Offering various editorial jobs to washed-up hacks, Lamb gathers his “ship of undesirables” and begins to turn the business around by going for the sensational -- a kidnapping here, photos of nude girls there. The Sun becomes a populist paper for the “forgotten people,” its motto: “Forward With the People.” That it’s also soulless, “pandering to base instincts,” is nothing more than the price to be paid for success.
As Murdoch, Bertie Carvel is sleaze personified. His mantra, “who needs friends when you have readers,” permeates the setting as would rotting garbage. Yet, for all his pipsqueak machinations, Carvel makes Murdoch a figure whose understandable desire for recognition is his underlying motivation. Never a stock villain, Carvel punches up Murdoch’s growth from ambitious youth to sinister mogul. (He will later acquire Fox News) Matching Carvel, Jonny Lee Miller’s Lamb goes beyond immorality into amorality. Insolent, short-tempered, heedless and greedy, he’s a single-minded force.
Michael Siberry stands out as Mirror publisher Hugh Cudlipp as do Colin McPhillamy as deputy chairman Sir Alick McKay and Rana Roy as a wise model.
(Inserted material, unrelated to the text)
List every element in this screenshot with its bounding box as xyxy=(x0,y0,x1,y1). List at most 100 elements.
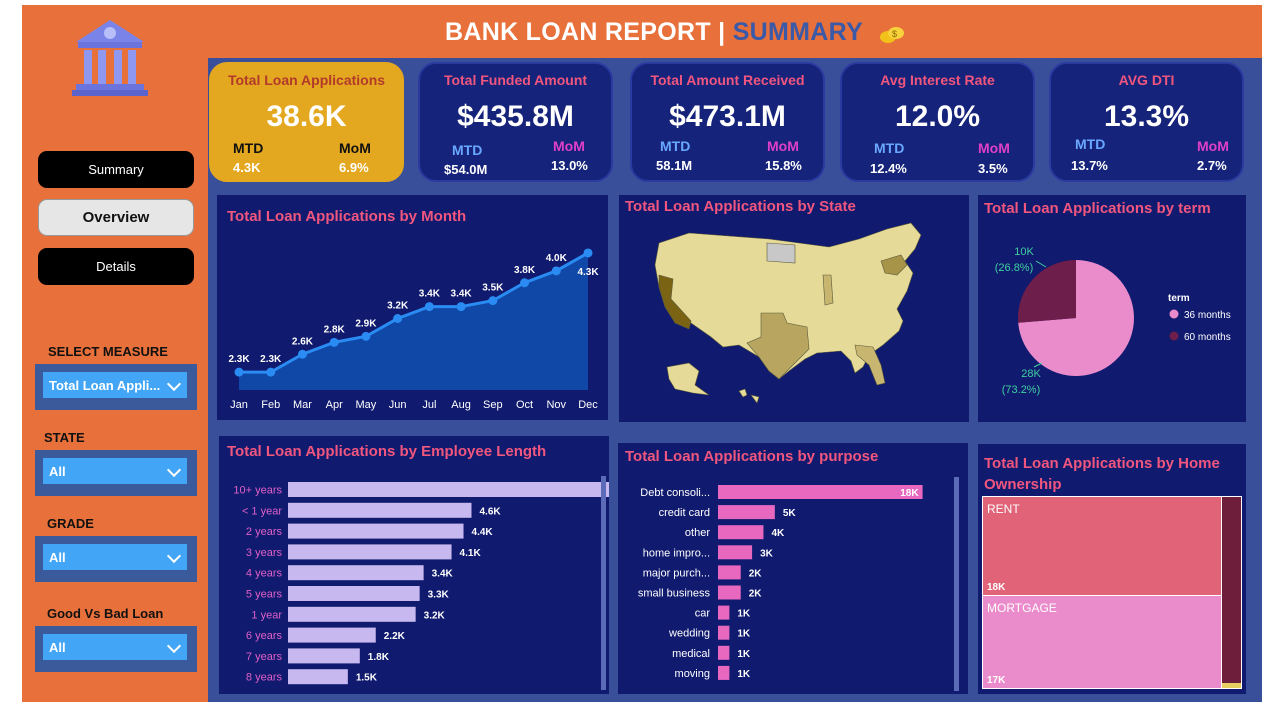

Bunny Christie’s scenic design of mounds of desks and filing cabinets captures the messy, vivid news racket as do Neil Austin’s lighting, Jon Driscoll’s projections and Adam Cork’s original music and sound design.
“Ink” is devastating in its depiction of a “noble pursuit” gone sour. “Playing to people’s fears, their hatred, and anger,” news becomes a commodity that sinks into its own hell. “Ink” is a portrait of what was, what is and, Lord help us, what is to come.